Prada’s offering is marketed at between 36.5 Hong Kong dollars and 48 Hong Kong dollars per share ($4.68 and $6.17), and could generate between $2 billion and $2.6 billion. If priced on the high side of the range, Prada’s valuation would be close to 28 times earnings. That’s rich compared to other popular luxury brands such as Gucci Group, which is trading at 14 times, or Tiffany & Co., trading at 21 times.
The other hurdle is a possible capital gains tax. Because Hong Kong and Italy have not signed a double-taxation treaty, Hong Kong investors would be liable to pay a 12.5 percent tax on gains made from selling Prada shares. For Hong Kong investors, who do not have to pay capital gains in the city, this is an unusual and unheard of deterrent.
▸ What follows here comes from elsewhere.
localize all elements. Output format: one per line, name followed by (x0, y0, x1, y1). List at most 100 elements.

On Tuesday, Phillip Securities analyst Philip Mok issued a report suggesting that investors not subscribe to the offer, citing the elevated price tag, Prada’s “slow” growth in Europe and North America; its “overreliance” on the Prada and Miu Miu brands, and the company’s lack of a clear succession strategy. President Miuccia Prada and chief executive officer Patrizio Bertelli are 63- and 65-years-old, respectively, according to the IPO prospectus.
The retail offering period closes Wednesday. But market watchers say even if retail demand is somewhat cool, Prada’s offering is faring well, particularly when considering current market conditions.
“There are lots of deals coming together at the same time. Meanwhile, there are still worries about the credit crisis, Middle East and a few negative stories about China,” said Philippe Espinasse, a Hong Kong-based consultant and author of “IPO: A Global Guide.”
Espinasse said the valuation is a bit high for his taste but he expects the IPO to fare well. “It’s a pretty well-managed company…they’ve cut down on debt a lot,” he said.